Drought is a major cause of mortality for planted loblolly pine seedlings, especially in areas with low rainfall during the growing season. Improper care, handling, and planting of nursery stock and inadequate site preparation for control of competing vegetation also contribute to poor survival by indirectly increasing moisture stress (34,57).
Height growth of loblolly pine seedlings occurs annually in a series of two to five growth flushes and is dependent on variables such as temperature, day length, soil moisture, nutrients, competition, and genetics. Temperature has a dominant influence on the initiation of height growth in the spring. High day temperatures increase height growth, but high night temperatures decrease it. When day and night temperatures differ by 12° to 13° C (54° to 55° F), the best height growth occurs (15,43).
Soil moisture influences growth of loblolly pine by its effect on internal water relations and vital physiological processes. Growth is reduced with increasing water deficits. For example, at a soil moisture tension of 1520 mm of mercury (2 atm), height growth of loblolly pine seedlings is greatly reduced and at 2660 mm of mercury (3.5 atm), height growth ceases. Height and diameter growth are significantly reduced by a late spring and summer drought, which also reduces early height growth the following year (37,98,116).
Growth of loblolly pine seedlings in a natural stand is inversely related to overstory stocking of pine and hardwoods. As the proportion of hardwoods increases for a given pine stocking, loblolly pine seedling growth decreases. Size and shape of openings affect seedling growth up to 9 m (30 ft) from edges of openings. Seedlings growing beneath overstory hardwoods are not likely to survive more than a few years and if they do survive their growth will be slow. Growth and survival of loblolly pine seedlings during the first 7 years after a stand is regenerated may be reduced by 80 percent because of the faster growth of competing hardwood sprouts and shrubs. Pine seedlings not overtopped by hardwoods at age 3 or older have an excellent chance to outgrow the hardwood competition (37).
Photosynthesis in loblolly pine seedlings is related to light and soil moisture conditions, which in turn are affected by competing hardwoods.

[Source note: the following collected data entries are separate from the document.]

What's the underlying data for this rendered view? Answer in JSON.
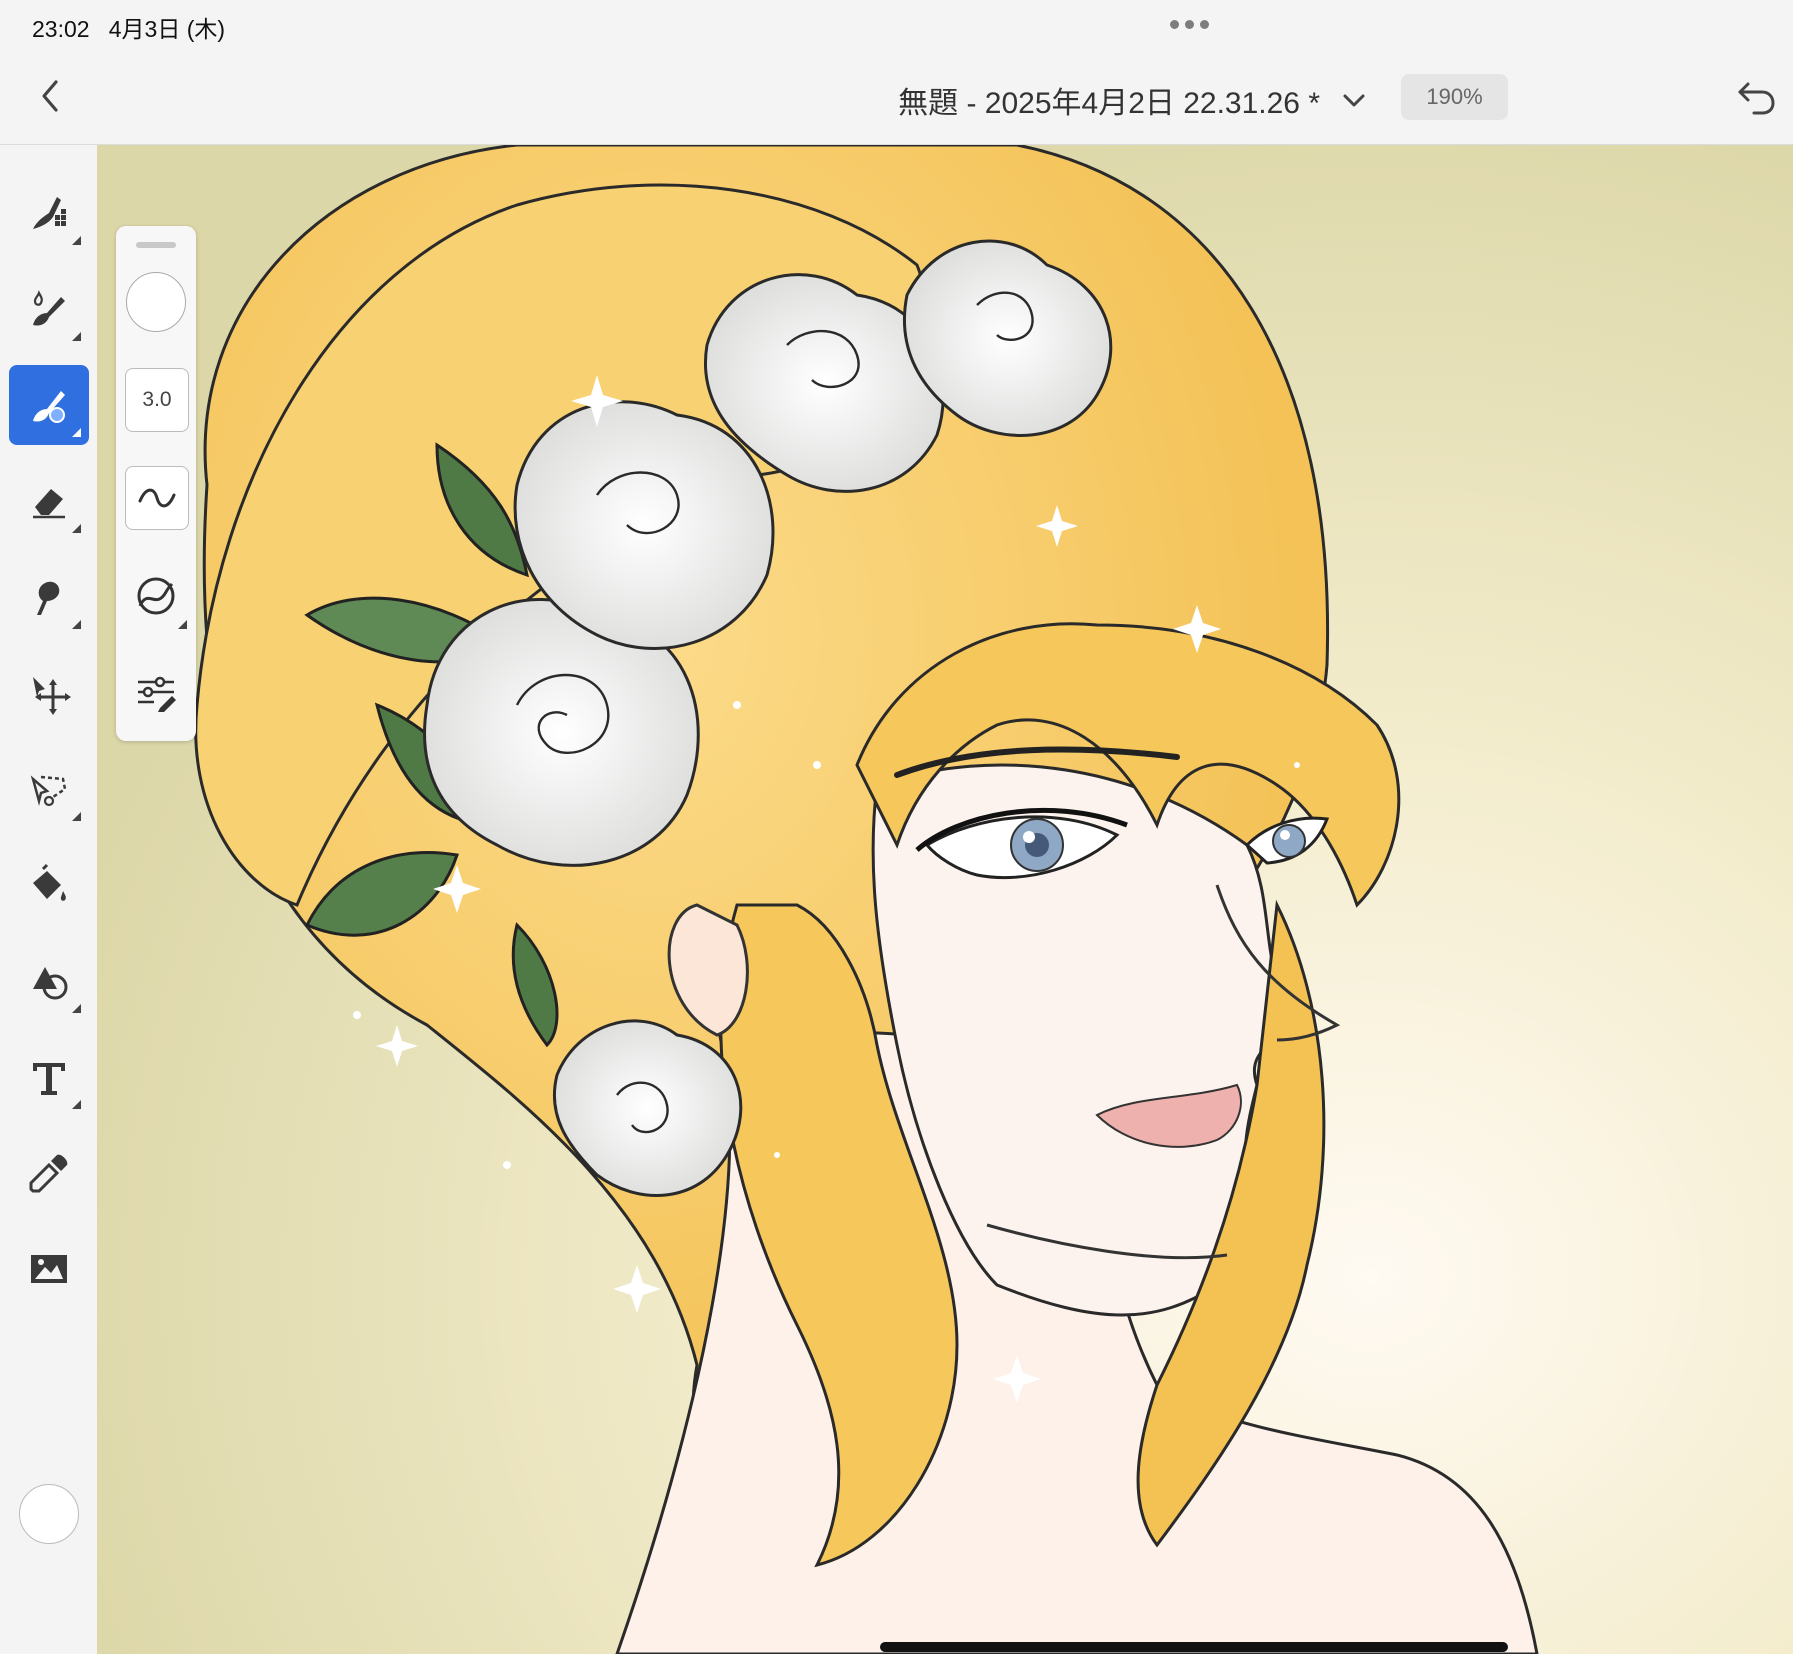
{
  "status_bar": {
    "time": "23:02",
    "date": "4月3日 (木)"
  },
  "header": {
    "back_icon": "chevron-left-icon",
    "title": "無題 - 2025年4月2日 22.31.26 *",
    "title_menu_icon": "chevron-down-icon",
    "zoom": "190%",
    "undo_icon": "undo-icon"
  },
  "toolbar": {
    "tools": [
      {
        "name": "pixel-brush-icon",
        "has_submenu": true
      },
      {
        "name": "live-brush-icon",
        "has_submenu": true
      },
      {
        "name": "vector-brush-icon",
        "has_submenu": true,
        "active": true
      },
      {
        "name": "eraser-icon",
        "has_submenu": true
      },
      {
        "name": "smudge-icon",
        "has_submenu": true
      },
      {
        "name": "move-transform-icon",
        "has_submenu": false
      },
      {
        "name": "lasso-selection-icon",
        "has_submenu": true
      },
      {
        "name": "fill-bucket-icon",
        "has_submenu": false
      },
      {
        "name": "shapes-icon",
        "has_submenu": true
      },
      {
        "name": "text-icon",
        "has_submenu": true
      },
      {
        "name": "eyedropper-icon",
        "has_submenu": false
      },
      {
        "name": "place-image-icon",
        "has_submenu": false
      }
    ],
    "current_color": "#ffffff",
    "active_color": "#2f6fe0"
  },
  "brush_panel": {
    "swatch_color": "#ffffff",
    "size": "3.0",
    "smoothing_icon": "smoothing-icon",
    "pressure_icon": "pressure-dynamics-icon",
    "settings_icon": "brush-settings-icon"
  }
}
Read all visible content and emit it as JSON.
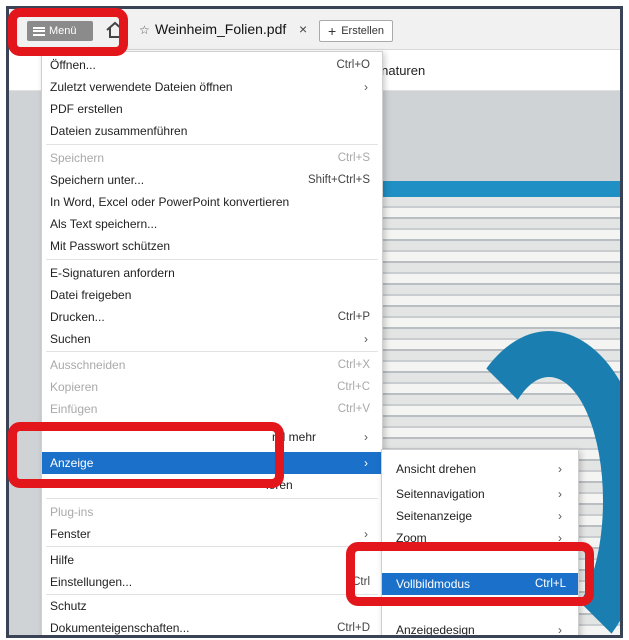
{
  "tabbar": {
    "menu_label": "Menü",
    "tab_title": "Weinheim_Folien.pdf",
    "tab_close": "×",
    "create_label": "Erstellen",
    "create_plus": "+"
  },
  "toolbar": {
    "partial_label": "ignaturen"
  },
  "menu": {
    "items": [
      {
        "label": "Öffnen...",
        "shortcut": "Ctrl+O"
      },
      {
        "label": "Zuletzt verwendete Dateien öffnen",
        "arrow": "›"
      },
      {
        "label": "PDF erstellen"
      },
      {
        "label": "Dateien zusammenführen"
      },
      {
        "label": "Speichern",
        "shortcut": "Ctrl+S"
      },
      {
        "label": "Speichern unter...",
        "shortcut": "Shift+Ctrl+S"
      },
      {
        "label": "In Word, Excel oder PowerPoint konvertieren"
      },
      {
        "label": "Als Text speichern..."
      },
      {
        "label": "Mit Passwort schützen"
      },
      {
        "label": "E-Signaturen anfordern"
      },
      {
        "label": "Datei freigeben"
      },
      {
        "label": "Drucken...",
        "shortcut": "Ctrl+P"
      },
      {
        "label": "Suchen",
        "arrow": "›"
      },
      {
        "label": "Ausschneiden",
        "shortcut": "Ctrl+X"
      },
      {
        "label": "Kopieren",
        "shortcut": "Ctrl+C"
      },
      {
        "label": "Einfügen",
        "shortcut": "Ctrl+V"
      },
      {
        "label": "nd mehr",
        "arrow": "›"
      },
      {
        "label": "Anzeige",
        "arrow": "›"
      },
      {
        "label": "ieren"
      },
      {
        "label": "Plug-ins"
      },
      {
        "label": "Fenster",
        "arrow": "›"
      },
      {
        "label": "Hilfe"
      },
      {
        "label": "Einstellungen...",
        "shortcut": "Ctrl"
      },
      {
        "label": "Schutz"
      },
      {
        "label": "Dokumenteigenschaften...",
        "shortcut": "Ctrl+D"
      }
    ]
  },
  "submenu": {
    "items": [
      {
        "label": "Ansicht drehen",
        "arrow": "›"
      },
      {
        "label": "Seitennavigation",
        "arrow": "›"
      },
      {
        "label": "Seitenanzeige",
        "arrow": "›"
      },
      {
        "label": "Zoom",
        "arrow": "›"
      },
      {
        "label": "Vollbildmodus",
        "shortcut": "Ctrl+L"
      },
      {
        "label": "Anzeigedesign",
        "arrow": "›"
      }
    ]
  },
  "colors": {
    "highlight": "#1b70c9",
    "annotation": "#e3161b",
    "frame": "#3a4256"
  }
}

Photosynthetic rates of many hardwoods are inherently higher than those of loblolly pine at relatively low light intensities and with low soil moisture (37).
Fertilization often increases seedling growth in waterlogged soils. In some instances where specific nutrients are limiting growth, fertilization results in growth equal to or greater than that with drainage. Loblolly pine grows well on wet, fertile sites because of the effects of moisture on nutrient availability (63,101).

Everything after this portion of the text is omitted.